Abstract

We used double-knockout mice (ABKO) lacking both predominant myocardial α 1–adrenergic receptor (AR) subtypes (α 1A and α 1B) to determine if α 1–ARs are required for normal myocardial contraction. Langendorff-perfused ABKO hearts had higher developed pressure than wild type (WT) hearts (123 ± 3 mmHg n = 22 vs. 103 ± 3 mmHg, n = 38, P < 0.001). Acutely inhibiting α 1–ARs in WT hearts with prazosin did not increase pressure, suggesting that the increased pressure of ABKO hearts was mediated by long-term trophic effects on contraction rather than direct regulatory effects of α 1–AR removal.
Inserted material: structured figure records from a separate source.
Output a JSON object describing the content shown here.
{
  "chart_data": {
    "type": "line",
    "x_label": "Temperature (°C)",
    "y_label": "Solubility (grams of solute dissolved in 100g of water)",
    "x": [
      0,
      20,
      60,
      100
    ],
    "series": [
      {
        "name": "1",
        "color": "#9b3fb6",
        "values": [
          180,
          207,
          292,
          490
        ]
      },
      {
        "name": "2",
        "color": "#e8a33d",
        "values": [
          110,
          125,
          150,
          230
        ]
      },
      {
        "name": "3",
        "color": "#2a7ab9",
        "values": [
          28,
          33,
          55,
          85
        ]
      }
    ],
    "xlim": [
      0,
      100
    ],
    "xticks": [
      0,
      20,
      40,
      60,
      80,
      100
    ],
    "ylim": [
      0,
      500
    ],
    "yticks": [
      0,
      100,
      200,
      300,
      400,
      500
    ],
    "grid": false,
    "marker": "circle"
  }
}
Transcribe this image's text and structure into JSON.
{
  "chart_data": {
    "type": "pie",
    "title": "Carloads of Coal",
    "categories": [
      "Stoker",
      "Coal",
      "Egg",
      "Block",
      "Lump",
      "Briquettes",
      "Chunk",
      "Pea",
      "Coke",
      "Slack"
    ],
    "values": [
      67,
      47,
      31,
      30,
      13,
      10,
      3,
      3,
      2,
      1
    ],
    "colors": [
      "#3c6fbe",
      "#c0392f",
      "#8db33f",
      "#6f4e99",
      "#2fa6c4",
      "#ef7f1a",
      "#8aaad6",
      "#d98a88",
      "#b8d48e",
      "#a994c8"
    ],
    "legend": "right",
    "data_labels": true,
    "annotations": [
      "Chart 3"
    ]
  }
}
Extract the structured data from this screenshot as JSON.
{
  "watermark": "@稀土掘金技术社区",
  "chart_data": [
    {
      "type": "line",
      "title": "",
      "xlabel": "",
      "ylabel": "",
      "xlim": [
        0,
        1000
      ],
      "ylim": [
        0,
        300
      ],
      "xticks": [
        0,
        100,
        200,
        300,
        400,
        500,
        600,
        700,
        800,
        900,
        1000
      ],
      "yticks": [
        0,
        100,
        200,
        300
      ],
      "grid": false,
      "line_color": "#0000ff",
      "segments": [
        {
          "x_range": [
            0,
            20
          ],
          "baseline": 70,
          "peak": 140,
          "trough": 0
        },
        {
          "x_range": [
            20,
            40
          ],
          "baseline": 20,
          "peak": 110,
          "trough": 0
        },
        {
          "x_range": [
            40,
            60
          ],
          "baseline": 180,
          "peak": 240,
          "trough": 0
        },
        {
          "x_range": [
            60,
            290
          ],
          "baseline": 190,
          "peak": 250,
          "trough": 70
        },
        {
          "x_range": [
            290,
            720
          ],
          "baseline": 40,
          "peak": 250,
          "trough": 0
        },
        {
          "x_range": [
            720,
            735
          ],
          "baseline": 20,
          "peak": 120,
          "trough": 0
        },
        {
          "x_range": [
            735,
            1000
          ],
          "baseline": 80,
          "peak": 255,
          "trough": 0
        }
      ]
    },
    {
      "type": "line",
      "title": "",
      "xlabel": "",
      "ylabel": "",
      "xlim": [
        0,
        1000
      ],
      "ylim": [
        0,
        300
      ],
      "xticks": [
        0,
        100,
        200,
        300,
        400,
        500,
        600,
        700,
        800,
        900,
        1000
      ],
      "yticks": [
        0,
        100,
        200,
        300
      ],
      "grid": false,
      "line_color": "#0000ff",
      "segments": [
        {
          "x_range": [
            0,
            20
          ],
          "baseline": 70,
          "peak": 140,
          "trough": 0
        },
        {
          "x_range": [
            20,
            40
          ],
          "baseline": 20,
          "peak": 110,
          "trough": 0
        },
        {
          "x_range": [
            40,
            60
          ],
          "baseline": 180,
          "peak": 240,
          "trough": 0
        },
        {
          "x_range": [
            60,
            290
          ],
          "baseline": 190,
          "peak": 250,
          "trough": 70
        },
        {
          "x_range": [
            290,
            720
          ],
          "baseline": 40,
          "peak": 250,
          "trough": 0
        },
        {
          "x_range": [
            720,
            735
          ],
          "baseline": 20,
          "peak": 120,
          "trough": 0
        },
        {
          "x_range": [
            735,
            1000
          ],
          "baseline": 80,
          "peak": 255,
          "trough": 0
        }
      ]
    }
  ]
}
Similar to perfused hearts, ABKO ventricular trabeculae had higher submaximal force at 2 mM extracellular [Ca 2+] than WT (11.4 ± 1.7 vs. 6.9 ± 0.6 mN/mm 2, n = 8, P < 0.05); however, the peaks of fura-2 Ca 2+ transients were not different (0.79 ± 0.11 vs. 0.75 ± 0.16 μM, n = 10–12, P > 0.05), suggesting ABKO myocardium had increased myofilament Ca 2+–sensitivity. This conclusion was supported by measuring the Ca 2+–force relationship using tetanization. Increased myofilament Ca 2+–sensitivity was not explained by intracellular pH, which did not differ between ABKO and WT (7.41 ± 0.01 vs. 7.39 ± 0.02, n = 4–6, P > 0.05; from BCECF fluorescence). However, ABKO displayed impaired troponin I phosphorylation, which may have played a role. In contrast to increased submaximal force, ABKO trabeculae had lower maximal force than WT at high extracellular [Ca 2+] (29.6 ± 1.9 vs. 37.6 ± 1.4 mN/mm 2, n = 7, P < 0.01). However, peak cytosolic [Ca 2+] was not different (1.13 ± 0.15 vs. 1.19 ± 0.04 μM, n = 6–7, P > 0.05), suggesting ABKO myocardium had impaired myofilament function. Finally, ABKO myocardium had decreased responsiveness to β-AR stimulation. We conclude: α 1–ARs are required for normal myocardial contraction; α 1–ARs mediate long-term trophic effects on contraction; loss of α 1–AR function causes some of the functional abnormalities that are also found in heart failure.